JACK
There were two reasons I started calling Stella Princess. One was that she turned into a little snob when she came to Windsor in the ninth grade.
But the other reason I called her that—the deeper reason, the one I would never admit...well. I watched her coming into her own, watched her light up with joy in my presence, watched her do good in her own way?—
I watched those parts of her blossom. I fell in love with them. And although things changed, although Stella changed…I think I called her Princess because I had one day planned to make her my queen.
FOURTEEN YEARS AGO
Stella has some nerve, creeping onto my porch to play with my cat when she thinks I’m not home yet.
The shortcut to her neighborhood leads her through mine; every day after school she walks down the winding, neatly manicured lane of Windsor Heights, past my house, all the way to the end of subdivision and through a little patch of woods. The woods spit her out into another neighborhood; she walks through that one too until finally she reaches her own.
It’s kind of a long way to go on foot, but she’s not a kid anymore. She’s sixteen, almost seventeen—a year younger than me—and I happen to know for a fact that she likes taking long walks.
Or—well. She used to. These days…I don’t know.

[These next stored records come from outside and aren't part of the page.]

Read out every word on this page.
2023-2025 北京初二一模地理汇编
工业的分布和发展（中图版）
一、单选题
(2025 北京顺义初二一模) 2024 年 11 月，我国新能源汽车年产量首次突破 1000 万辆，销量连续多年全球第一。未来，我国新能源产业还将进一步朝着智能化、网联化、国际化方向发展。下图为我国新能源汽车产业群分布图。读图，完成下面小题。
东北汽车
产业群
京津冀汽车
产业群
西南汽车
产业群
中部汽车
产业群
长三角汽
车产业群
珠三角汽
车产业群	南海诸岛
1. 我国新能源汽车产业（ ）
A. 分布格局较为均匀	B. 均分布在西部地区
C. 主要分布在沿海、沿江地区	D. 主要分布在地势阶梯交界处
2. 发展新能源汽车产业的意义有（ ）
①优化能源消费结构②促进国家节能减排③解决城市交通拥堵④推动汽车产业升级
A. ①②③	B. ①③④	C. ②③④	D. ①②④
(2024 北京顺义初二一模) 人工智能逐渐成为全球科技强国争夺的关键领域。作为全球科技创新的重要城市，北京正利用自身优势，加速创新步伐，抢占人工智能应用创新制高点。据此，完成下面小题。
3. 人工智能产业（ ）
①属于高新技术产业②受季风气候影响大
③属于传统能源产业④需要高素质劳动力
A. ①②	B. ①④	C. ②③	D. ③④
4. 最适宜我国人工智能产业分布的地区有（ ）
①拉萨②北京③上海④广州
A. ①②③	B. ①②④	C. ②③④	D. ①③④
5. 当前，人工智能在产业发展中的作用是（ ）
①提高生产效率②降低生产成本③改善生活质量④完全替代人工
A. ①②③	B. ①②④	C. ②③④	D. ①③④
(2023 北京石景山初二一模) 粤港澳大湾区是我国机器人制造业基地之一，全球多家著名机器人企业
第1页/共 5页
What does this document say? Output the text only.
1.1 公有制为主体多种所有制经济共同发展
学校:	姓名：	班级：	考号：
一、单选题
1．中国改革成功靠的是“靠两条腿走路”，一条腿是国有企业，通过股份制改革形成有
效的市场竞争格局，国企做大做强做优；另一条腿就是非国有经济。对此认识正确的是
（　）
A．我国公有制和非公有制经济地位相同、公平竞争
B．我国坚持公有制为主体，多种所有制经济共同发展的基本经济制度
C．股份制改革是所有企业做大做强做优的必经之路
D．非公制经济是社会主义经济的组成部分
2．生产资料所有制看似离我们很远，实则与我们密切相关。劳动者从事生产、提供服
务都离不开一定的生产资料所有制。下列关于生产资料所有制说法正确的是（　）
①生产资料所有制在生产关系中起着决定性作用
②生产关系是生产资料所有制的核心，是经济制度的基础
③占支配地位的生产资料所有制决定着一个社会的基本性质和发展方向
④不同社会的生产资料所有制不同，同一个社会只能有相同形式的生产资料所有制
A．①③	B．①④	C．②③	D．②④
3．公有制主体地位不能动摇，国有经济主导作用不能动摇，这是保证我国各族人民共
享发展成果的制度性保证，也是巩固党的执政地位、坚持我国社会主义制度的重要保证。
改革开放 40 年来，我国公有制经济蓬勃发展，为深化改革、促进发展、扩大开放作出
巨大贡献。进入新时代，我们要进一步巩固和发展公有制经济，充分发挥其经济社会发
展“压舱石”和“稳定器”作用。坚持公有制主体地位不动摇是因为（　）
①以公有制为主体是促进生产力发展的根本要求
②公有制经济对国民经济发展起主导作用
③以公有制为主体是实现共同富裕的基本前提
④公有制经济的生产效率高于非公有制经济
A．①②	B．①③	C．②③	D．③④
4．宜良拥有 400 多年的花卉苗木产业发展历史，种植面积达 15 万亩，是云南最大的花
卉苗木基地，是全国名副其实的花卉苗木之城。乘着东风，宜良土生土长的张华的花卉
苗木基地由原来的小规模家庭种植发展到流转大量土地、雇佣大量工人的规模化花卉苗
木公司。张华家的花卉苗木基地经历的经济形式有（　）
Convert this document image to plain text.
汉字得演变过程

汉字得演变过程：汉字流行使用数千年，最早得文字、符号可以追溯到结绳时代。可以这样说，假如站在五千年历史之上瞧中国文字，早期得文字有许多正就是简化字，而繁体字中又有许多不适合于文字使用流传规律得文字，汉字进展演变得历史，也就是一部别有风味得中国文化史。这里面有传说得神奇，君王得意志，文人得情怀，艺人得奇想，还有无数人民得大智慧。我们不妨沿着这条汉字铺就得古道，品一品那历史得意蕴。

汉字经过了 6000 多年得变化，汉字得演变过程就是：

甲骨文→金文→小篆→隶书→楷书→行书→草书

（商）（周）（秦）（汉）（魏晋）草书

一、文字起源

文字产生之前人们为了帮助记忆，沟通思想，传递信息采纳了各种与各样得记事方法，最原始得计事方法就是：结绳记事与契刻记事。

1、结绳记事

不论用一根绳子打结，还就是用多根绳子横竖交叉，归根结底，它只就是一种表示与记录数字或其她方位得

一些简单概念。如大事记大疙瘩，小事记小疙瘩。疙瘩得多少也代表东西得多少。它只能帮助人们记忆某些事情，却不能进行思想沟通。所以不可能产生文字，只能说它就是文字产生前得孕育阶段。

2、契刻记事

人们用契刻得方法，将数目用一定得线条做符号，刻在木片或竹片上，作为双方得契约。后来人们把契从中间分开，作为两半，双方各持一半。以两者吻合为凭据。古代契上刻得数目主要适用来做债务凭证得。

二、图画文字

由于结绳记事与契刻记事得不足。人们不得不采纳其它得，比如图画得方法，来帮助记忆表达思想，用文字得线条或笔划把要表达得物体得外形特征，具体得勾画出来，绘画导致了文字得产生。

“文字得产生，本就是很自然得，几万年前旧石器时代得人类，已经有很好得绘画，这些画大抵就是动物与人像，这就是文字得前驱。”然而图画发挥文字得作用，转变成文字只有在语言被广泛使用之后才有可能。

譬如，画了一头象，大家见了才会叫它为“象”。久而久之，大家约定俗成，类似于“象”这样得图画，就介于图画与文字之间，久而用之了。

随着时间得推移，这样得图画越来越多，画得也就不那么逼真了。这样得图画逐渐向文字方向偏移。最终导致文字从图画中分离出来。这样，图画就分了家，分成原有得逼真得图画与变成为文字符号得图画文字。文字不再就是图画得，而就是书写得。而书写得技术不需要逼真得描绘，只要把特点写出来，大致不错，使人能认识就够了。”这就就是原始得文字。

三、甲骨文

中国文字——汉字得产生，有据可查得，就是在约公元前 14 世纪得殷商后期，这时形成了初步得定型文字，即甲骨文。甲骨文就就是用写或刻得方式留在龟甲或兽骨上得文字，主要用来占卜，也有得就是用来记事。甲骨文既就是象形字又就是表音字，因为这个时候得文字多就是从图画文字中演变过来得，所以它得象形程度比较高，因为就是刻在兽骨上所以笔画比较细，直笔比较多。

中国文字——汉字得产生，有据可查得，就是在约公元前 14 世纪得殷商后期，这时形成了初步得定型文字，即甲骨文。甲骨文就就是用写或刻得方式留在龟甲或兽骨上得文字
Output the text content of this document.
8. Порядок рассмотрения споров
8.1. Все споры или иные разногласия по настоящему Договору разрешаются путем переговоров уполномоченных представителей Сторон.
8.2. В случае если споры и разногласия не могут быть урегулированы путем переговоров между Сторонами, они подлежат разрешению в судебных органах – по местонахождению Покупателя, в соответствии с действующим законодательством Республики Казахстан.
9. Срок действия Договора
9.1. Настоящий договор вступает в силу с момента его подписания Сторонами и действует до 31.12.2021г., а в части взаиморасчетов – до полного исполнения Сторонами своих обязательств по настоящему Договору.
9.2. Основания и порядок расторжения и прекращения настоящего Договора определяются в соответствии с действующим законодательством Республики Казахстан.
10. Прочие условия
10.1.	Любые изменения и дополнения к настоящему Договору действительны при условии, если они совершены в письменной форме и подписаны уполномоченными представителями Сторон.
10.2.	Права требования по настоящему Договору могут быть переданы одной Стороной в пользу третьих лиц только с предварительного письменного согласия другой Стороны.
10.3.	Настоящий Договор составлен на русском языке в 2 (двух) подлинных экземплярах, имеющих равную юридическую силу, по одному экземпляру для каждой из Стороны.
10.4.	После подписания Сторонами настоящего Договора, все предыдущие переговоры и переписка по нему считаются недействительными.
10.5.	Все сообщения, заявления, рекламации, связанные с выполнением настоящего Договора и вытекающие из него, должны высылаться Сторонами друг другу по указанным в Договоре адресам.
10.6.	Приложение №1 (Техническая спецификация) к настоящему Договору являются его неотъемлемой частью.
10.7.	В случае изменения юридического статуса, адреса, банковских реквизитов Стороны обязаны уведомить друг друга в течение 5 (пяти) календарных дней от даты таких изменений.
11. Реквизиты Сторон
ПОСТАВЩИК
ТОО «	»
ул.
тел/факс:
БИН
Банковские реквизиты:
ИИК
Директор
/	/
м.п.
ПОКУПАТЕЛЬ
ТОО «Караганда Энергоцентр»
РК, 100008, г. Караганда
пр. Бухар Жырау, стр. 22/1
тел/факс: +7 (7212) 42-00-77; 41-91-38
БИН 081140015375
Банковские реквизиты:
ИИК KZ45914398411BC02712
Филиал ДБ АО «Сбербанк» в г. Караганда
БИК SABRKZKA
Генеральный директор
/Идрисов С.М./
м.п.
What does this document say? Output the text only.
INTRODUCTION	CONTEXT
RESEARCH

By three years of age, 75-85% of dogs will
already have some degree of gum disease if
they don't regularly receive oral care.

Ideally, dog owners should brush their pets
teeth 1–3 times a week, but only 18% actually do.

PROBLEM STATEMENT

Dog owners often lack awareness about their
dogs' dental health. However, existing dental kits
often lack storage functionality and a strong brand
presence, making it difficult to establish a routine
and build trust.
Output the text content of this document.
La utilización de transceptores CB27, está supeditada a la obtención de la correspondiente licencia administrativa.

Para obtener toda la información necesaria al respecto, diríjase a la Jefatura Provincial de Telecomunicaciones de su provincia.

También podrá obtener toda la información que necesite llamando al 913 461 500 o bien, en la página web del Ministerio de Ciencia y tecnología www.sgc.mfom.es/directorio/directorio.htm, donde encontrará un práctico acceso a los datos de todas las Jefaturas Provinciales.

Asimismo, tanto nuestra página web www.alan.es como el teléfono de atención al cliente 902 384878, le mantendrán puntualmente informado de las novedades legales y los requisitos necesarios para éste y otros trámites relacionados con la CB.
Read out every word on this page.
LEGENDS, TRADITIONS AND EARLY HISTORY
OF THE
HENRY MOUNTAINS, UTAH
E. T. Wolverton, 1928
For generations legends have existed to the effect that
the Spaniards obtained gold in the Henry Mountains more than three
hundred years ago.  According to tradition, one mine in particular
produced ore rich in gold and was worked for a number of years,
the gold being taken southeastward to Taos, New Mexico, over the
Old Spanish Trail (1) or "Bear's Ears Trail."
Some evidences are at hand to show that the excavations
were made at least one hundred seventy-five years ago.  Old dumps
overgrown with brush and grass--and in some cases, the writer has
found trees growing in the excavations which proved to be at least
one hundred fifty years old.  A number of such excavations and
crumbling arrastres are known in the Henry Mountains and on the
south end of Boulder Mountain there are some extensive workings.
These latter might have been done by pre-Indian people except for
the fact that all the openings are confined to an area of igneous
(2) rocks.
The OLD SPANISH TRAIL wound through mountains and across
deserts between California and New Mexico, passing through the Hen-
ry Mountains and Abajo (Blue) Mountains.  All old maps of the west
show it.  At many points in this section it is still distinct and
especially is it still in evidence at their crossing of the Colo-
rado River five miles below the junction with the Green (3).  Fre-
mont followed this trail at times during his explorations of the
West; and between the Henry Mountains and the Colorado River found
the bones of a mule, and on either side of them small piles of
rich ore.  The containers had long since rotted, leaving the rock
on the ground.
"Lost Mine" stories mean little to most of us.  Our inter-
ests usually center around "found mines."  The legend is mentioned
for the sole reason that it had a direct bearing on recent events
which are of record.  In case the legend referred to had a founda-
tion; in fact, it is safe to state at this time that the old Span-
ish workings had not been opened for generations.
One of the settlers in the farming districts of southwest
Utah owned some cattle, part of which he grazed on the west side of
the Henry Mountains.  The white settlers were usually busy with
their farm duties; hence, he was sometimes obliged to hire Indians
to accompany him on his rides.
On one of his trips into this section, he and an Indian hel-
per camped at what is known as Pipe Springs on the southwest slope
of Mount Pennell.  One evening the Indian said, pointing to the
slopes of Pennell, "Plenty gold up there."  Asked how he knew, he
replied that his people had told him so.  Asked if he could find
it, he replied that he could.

But it seems she still likes to play with Chutney, my family’s fat silver tabby. She’s crouched on the steps of my front porch, her crisp white shirt coming untucked from her uniform skirt in the back as she leans forward. Her blonde hair is tied in a perfect ponytail, shiny and soft-looking, and one arm is outstretched, scratching Chutney under the chin.
Chutney is a traitor and doesn’t know that Stella has changed, become someone she’s not, trying to find acceptance and popularity.
It wouldn’t suck so much if I didn’t still see hints of the girl I’ve always known. But I do; I catch glimpses of her from across the lunch room when she’s not forcing herself to laugh at the stupid jokes of the junior football captain, her smile flickering, her eyes tired. I pass her in the hallways, part of a flock of giggling girls but nonetheless looking lonely and lost.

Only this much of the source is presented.